A framework to allow high-level design/specification of scalability aspects of Big Data processing pipelines and their effective and efficient deployment and execution on the continuum computing infrastructure (heterogenous Cloud/Fog/Edge infrastructure).
The purpose of such a framework is to lower the technological barriers of entry to the incorporation of Big Data pipelines in organizations' business processes regardless of the hardware infrastructure. The framework requires new languages, methods, infrastructures, and software for managing Big Data pipelines such that Big Data pipelines can be easily set up in a manner which is trace-able, manageable, analyzable and optimizable and separates the design- from the run-time aspects of their deployment, thus empowering domain experts to take an active part in their definition.

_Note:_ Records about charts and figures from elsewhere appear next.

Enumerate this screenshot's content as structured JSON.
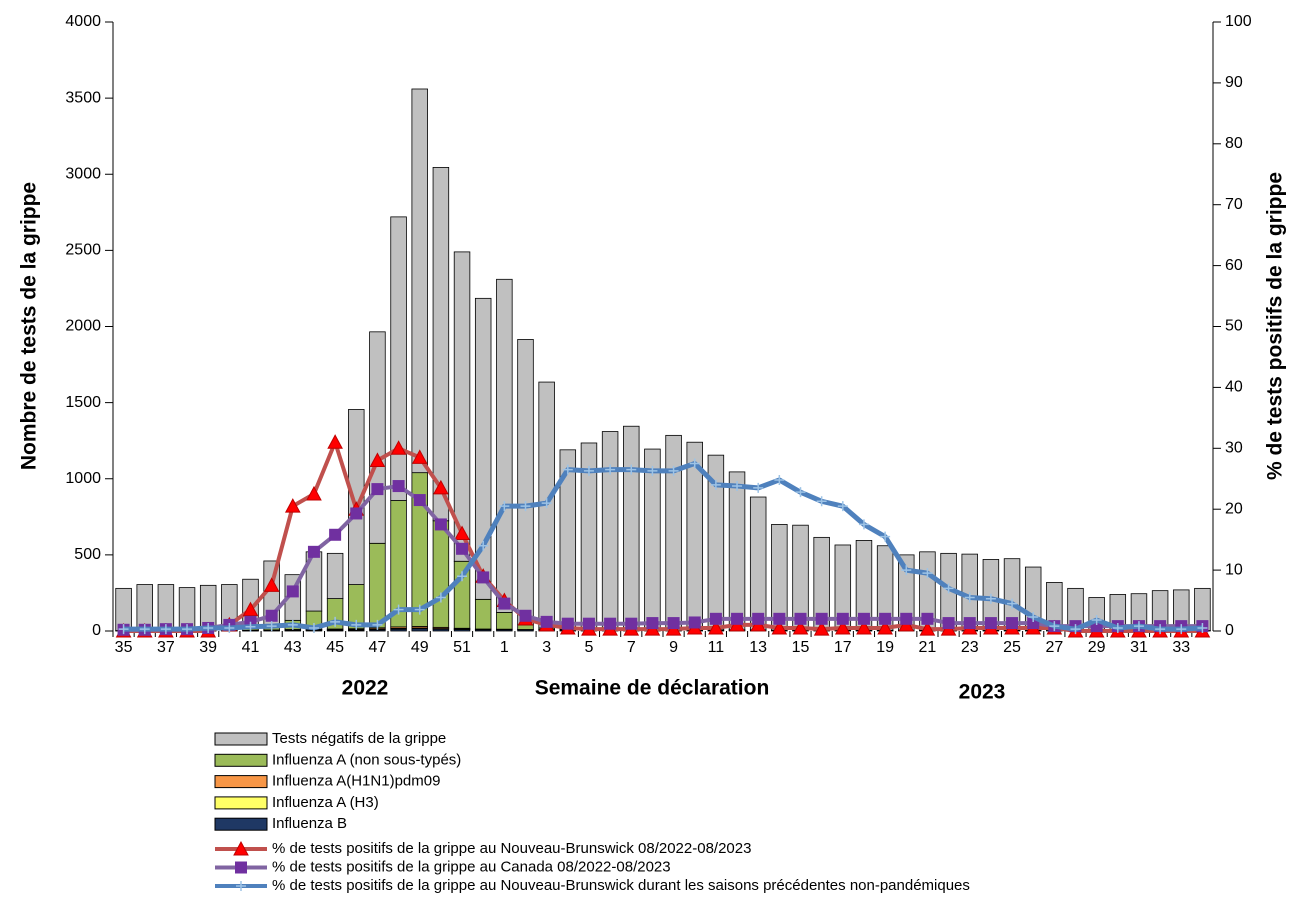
{
  "chart_data": {
    "type": "bar",
    "stacked": true,
    "x_label": "Semaine de déclaration",
    "y_label": "Nombre de tests de la grippe",
    "y2_label": "% de tests positifs de la grippe",
    "annotations": [
      "2022",
      "2023"
    ],
    "legend": "bottom",
    "categories": [
      "35",
      null,
      "37",
      null,
      "39",
      null,
      "41",
      null,
      "43",
      null,
      "45",
      null,
      "47",
      null,
      "49",
      null,
      "51",
      null,
      "1",
      null,
      "3",
      null,
      "5",
      null,
      "7",
      null,
      "9",
      null,
      "11",
      null,
      "13",
      null,
      "15",
      null,
      "17",
      null,
      "19",
      null,
      "21",
      null,
      "23",
      null,
      "25",
      null,
      "27",
      null,
      "29",
      null,
      "31",
      null,
      "33",
      null
    ],
    "ylim": [
      0,
      4000
    ],
    "yticks": [
      0,
      500,
      1000,
      1500,
      2000,
      2500,
      3000,
      3500,
      4000
    ],
    "y2lim": [
      0,
      100
    ],
    "y2ticks": [
      0,
      10,
      20,
      30,
      40,
      50,
      60,
      70,
      80,
      90,
      100
    ],
    "series": [
      {
        "name": "Tests négatifs de la grippe",
        "type": "bar",
        "color": "#c0c0c0",
        "values": [
          277,
          302,
          302,
          282,
          296,
          300,
          326,
          428,
          300,
          389,
          297,
          1150,
          1389,
          1863,
          2520,
          2321,
          2032,
          1977,
          2188,
          1875,
          1615,
          1177,
          1225,
          1300,
          1336,
          1187,
          1277,
          1232,
          1147,
          1037,
          872,
          694,
          689,
          609,
          560,
          590,
          555,
          495,
          515,
          505,
          500,
          465,
          470,
          416,
          316,
          277,
          217,
          237,
          242,
          262,
          267,
          277
        ]
      },
      {
        "name": "Influenza A (non sous-typés)",
        "type": "bar",
        "color": "#9bbb59",
        "values": [
          2,
          2,
          2,
          2,
          3,
          3,
          10,
          25,
          60,
          120,
          200,
          290,
          555,
          830,
          1010,
          700,
          440,
          195,
          110,
          30,
          10,
          5,
          3,
          3,
          3,
          2,
          2,
          2,
          2,
          2,
          2,
          2,
          2,
          2,
          2,
          2,
          2,
          2,
          2,
          2,
          2,
          2,
          2,
          2,
          1,
          1,
          1,
          1,
          1,
          1,
          1,
          1
        ]
      },
      {
        "name": "Influenza A(H1N1)pdm09",
        "type": "bar",
        "color": "#f79646",
        "values": [
          0,
          0,
          0,
          0,
          0,
          0,
          1,
          2,
          3,
          3,
          5,
          5,
          8,
          10,
          10,
          8,
          5,
          3,
          2,
          1,
          1,
          1,
          1,
          1,
          1,
          1,
          1,
          1,
          1,
          1,
          1,
          0,
          0,
          0,
          0,
          0,
          0,
          0,
          0,
          0,
          0,
          0,
          0,
          0,
          0,
          0,
          0,
          0,
          0,
          0,
          0,
          0
        ]
      },
      {
        "name": "Influenza A (H3)",
        "type": "bar",
        "color": "#ffff66",
        "values": [
          0,
          0,
          0,
          0,
          0,
          1,
          2,
          3,
          5,
          5,
          5,
          5,
          5,
          5,
          5,
          4,
          3,
          2,
          2,
          1,
          1,
          1,
          1,
          1,
          0,
          0,
          0,
          0,
          0,
          0,
          0,
          0,
          0,
          0,
          0,
          0,
          0,
          0,
          0,
          0,
          0,
          0,
          0,
          0,
          0,
          0,
          0,
          0,
          0,
          0,
          0,
          0
        ]
      },
      {
        "name": "Influenza B",
        "type": "bar",
        "color": "#1f3864",
        "values": [
          1,
          1,
          1,
          1,
          1,
          1,
          1,
          2,
          2,
          3,
          3,
          5,
          8,
          12,
          15,
          12,
          10,
          8,
          8,
          8,
          8,
          6,
          5,
          5,
          5,
          5,
          5,
          5,
          5,
          5,
          5,
          4,
          4,
          4,
          3,
          3,
          3,
          3,
          3,
          3,
          3,
          3,
          3,
          2,
          2,
          2,
          2,
          2,
          2,
          2,
          2,
          2
        ]
      },
      {
        "name": "% de tests positifs de la grippe  au Nouveau-Brunswick 08/2022-08/2023",
        "type": "line",
        "axis": "y2",
        "color": "#c0504d",
        "marker": "triangle",
        "marker_color": "#ff0000",
        "values": [
          0,
          0,
          0,
          0,
          0,
          1,
          3.5,
          7.5,
          20.5,
          22.5,
          31,
          20,
          28,
          30,
          28.5,
          23.5,
          16,
          9,
          5,
          2,
          1,
          0.5,
          0.3,
          0.3,
          0.3,
          0.3,
          0.3,
          0.5,
          0.5,
          1,
          1,
          0.5,
          0.5,
          0.3,
          0.5,
          0.5,
          0.5,
          1,
          0.3,
          0.3,
          0.5,
          0.5,
          0.5,
          0.5,
          0.5,
          0,
          0,
          0,
          0,
          0,
          0,
          0
        ]
      },
      {
        "name": "% de tests positifs de la grippe  au Canada 08/2022-08/2023",
        "type": "line",
        "axis": "y2",
        "color": "#8064a2",
        "marker": "square",
        "marker_color": "#7030a0",
        "values": [
          0.2,
          0.2,
          0.3,
          0.3,
          0.5,
          1,
          1.5,
          2.5,
          6.5,
          13,
          15.8,
          19.3,
          23.3,
          23.8,
          21.5,
          17.5,
          13.5,
          8.8,
          4.5,
          2.5,
          1.5,
          1.2,
          1.2,
          1.2,
          1.2,
          1.3,
          1.3,
          1.4,
          2,
          2,
          2,
          2,
          2,
          2,
          2,
          2,
          2,
          2,
          2,
          1.3,
          1.3,
          1.3,
          1.3,
          1.3,
          0.8,
          0.8,
          0.8,
          0.8,
          0.8,
          0.8,
          0.8,
          0.8
        ]
      },
      {
        "name": "% de tests positifs de la grippe  au Nouveau-Brunswick durant les saisons précédentes non-pandémiques",
        "type": "line",
        "axis": "y2",
        "color": "#4f81bd",
        "marker": "plus",
        "marker_color": "#9dc3e6",
        "values": [
          0.3,
          0.3,
          0.3,
          0.3,
          0.5,
          0.5,
          0.7,
          0.8,
          1,
          0.5,
          1.5,
          1,
          1,
          3.5,
          3.5,
          5.5,
          9,
          14,
          20.5,
          20.5,
          21,
          26.5,
          26.3,
          26.5,
          26.5,
          26.3,
          26.3,
          27.5,
          24,
          23.8,
          23.5,
          24.8,
          22.8,
          21.3,
          20.5,
          17.5,
          15.5,
          10,
          9.5,
          7,
          5.5,
          5.3,
          4.5,
          2.3,
          0.8,
          0.3,
          1.8,
          0.5,
          0.8,
          0.3,
          0.3,
          0.5
        ]
      }
    ]
  }
}
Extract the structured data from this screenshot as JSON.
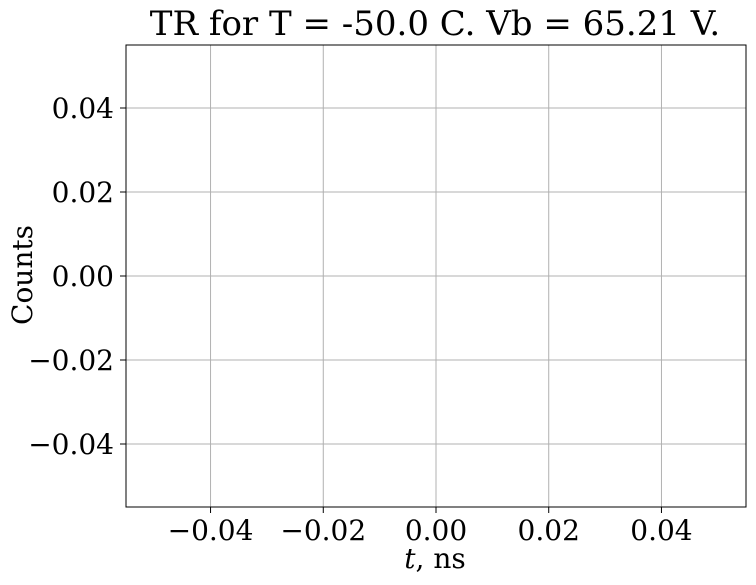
{
  "chart_data": {
    "type": "line",
    "title": "TR for T = -50.0 C. Vb = 65.21 V.",
    "xlabel_var": "t",
    "xlabel_unit": ", ns",
    "ylabel": "Counts",
    "xlim": [
      -0.055,
      0.055
    ],
    "ylim": [
      -0.055,
      0.055
    ],
    "x_ticks": [
      -0.04,
      -0.02,
      0.0,
      0.02,
      0.04
    ],
    "y_ticks": [
      -0.04,
      -0.02,
      0.0,
      0.02,
      0.04
    ],
    "x_tick_labels": [
      "−0.04",
      "−0.02",
      "0.00",
      "0.02",
      "0.04"
    ],
    "y_tick_labels": [
      "−0.04",
      "−0.02",
      "0.00",
      "0.02",
      "0.04"
    ],
    "grid": true,
    "series": [],
    "colors": {
      "grid": "#b0b0b0",
      "axes": "#000000"
    }
  }
}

The purpose of such a framework is to allow specification of data processing pipelines by non-IT experts at an abstraction level suitable for pure data processing, in which pipeline specifications are realized (deployed and executed) using instances of a pre-defined set of scalable and composable software container templates (corresponding to step types in pipelines).
The figure below depicts a typical workflow in the use of the framework. Users typically specify high-level descriptions of workflow steps and their dependencies using the Workflow Modeling Manager. This component handles storage configurations, data preparation, and step-level data processing and transformation operations. The output of the component is a deployable data workflow that feeds into the Deployment Service Runtime – a component representing the collection of hybrid computing resources where workflows steps are deployed. Data Storage/Sharing Ecosystem is responsible for storing intermediate and output data and the data exchange mechanism during workflow execution.
An example of workflow specification depicted below and use a DSL specifically designed to handle Big Data pipelines.
The purpose of this framework is to be able to effectively and efficiently model, deply, and execute Big Data pipelines on heterogenous infrastructures (Cloud-Fog-Edge). For COGNITWIN, this framework is relevant for the pilots that require processing of large amounts of data.
The Big Data Workflow framework was part of the initial COGNITWIN Toolbox baseline and has evolved into a software protype to date. Even if it has not been directly applied in the COGNITWIN pilots during the first phase, it can be a relevant framework in the subsequent phases for scalable deployment and execution of data pipelines. It is thus retained for consideration for the next phase of the project.